Published in final edited form as: Am J Kidney Dis. 2015 Sep 1;66(6):1071–1082. doi: 10.1053/j.ajkd.2015.06.028

Figure 2. Reverse cholesterol transport in chronic kidney disease.

Figure 2

CKD alters lipoprotein composition through multiple mechanisms, not all of which are understood. Loss of protein is thought to contribute, as is augmented production of ROS. Inflammation and ROS may lead to accumulation of modified LDL (mLDL), such as highly oxidized LDL (oxLDL) or carbamylated LDL (cLDL). Internalization of modified LDL in macrophages occurs via the major scavenger receptors (CD36, SRA-1, LOX1) and contributes to foam cell formation. The presence of mLDL enhances expression of the ABCG1 transporter. In CKD, an elevated level of ACAT-2 facilitates formation and domination of cholesterol esters. Removal of free cholesterol from macrophages proceeds via SR-B1, which contributes to HDL formation through both ABC transporters (ABC) A1 and ABCG1. Cholesterol and phospholipids are eliminated through formation of nascent HDL from circulating Apo-AI. ABCA1 and ABCG1 show additive activity in promoting macrophage reverse cholesterol transport. Nascent HDL is generated when Apo-AI interacts with ABCA1. Uptake of free cholesterol and its conversion to cholesterol ester is mediated by LCAT and results in transformation of HDL3 to HDL2. In kidney disease, conversion of HDL3 to HDL2 is impaired because of LCAT deficiency.
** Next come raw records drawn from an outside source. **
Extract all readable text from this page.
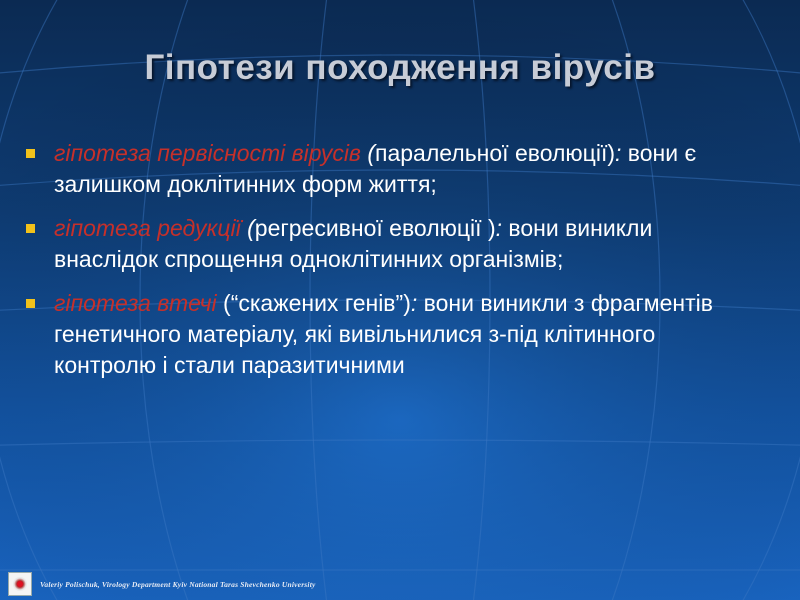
Гіпотези походження вірусів
гіпотеза первісності вірусів (паралельної еволюції): вони є залишком доклітинних форм життя;
гіпотеза редукції (регресивної еволюції ): вони виникли внаслідок спрощення одноклітинних організмів;
гіпотеза втечі (“скажених генів”): вони виникли з фрагментів генетичного матеріалу, які вивільнилися з-під клітинного контролю і стали паразитичними
Valeriy Polischuk, Virology Department Kyiv National Taras Shevchenko University
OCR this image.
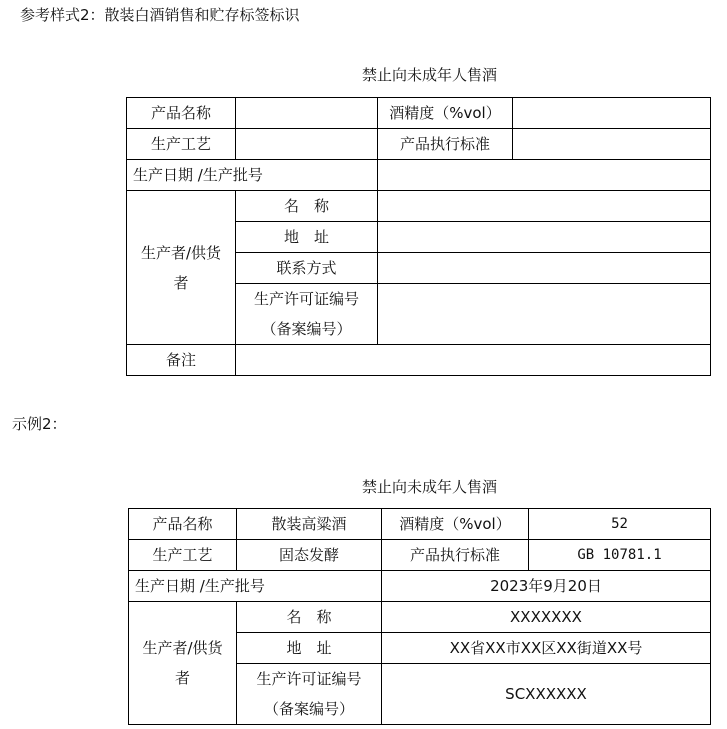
参考样式2：散装白酒销售和贮存标签标识
禁止向未成年人售酒
产品名称		酒精度（%vol）	
生产工艺		产品执行标准	
生产日期 /生产批号			

生产者/供货
者	名　称		
	地　址		
	联系方式		

	生产许可证编号
（备案编号）		

备注			
示例2：
禁止向未成年人售酒
产品名称	散装高粱酒	酒精度（%vol）	52
生产工艺	固态发酵	产品执行标准	GB 10781.1
生产日期 /生产批号		2023年9月20日	

生产者/供货
者	名　称	XXXXXXX	
	地　址	XX省XX市XX区XX街道XX号	

	生产许可证编号
（备案编号）	SCXXXXXX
CETP mediates transfer of cholesterol ester from HDL to triglyceride rich lipoproteins - VLDL. In CKD, increased activity of CETP is detected, which contributes to low plasma HDL. In uremic patients on maintenance hemodialysis, cholesterol efflux capacity of HDL is markedly reduced when compared to HDL from healthy subjects. Moreover, anti-oxidative and antiinflammatory functions of HDL are impaired due to reduced activity of PON1. HDL from CKD patients loses its vasoprotective properties, inhibiting NO production and increasing vascular cell adhesion Oxidative modifications of HDL limit the ability of HDL to bind to SR-B1 to unload esterified cholesterol to the liver.

Abbreviations: ABCA1 and G1, ATP-binding cassette sub-family A1 and G1 members; ACAT, acyl coenzyme A:cholesterol acyltransferase; apoA-I; apolipoprotein A-I; CETP, cholesteryl ester transfer protein;; HDL, high density lipoprotein; LCAT, lecithin cholesterol acyltransferase; LOX1, lectin-like oxidized LDL receptor 1; NO, nitric oxide; PON1, serum paraoxonase/arylesterase 1; ROS, reactive oxygen species; SRA1/B1, scavenger receptor class A member 1/class B member 1; VLDL, very low density lipoprotein.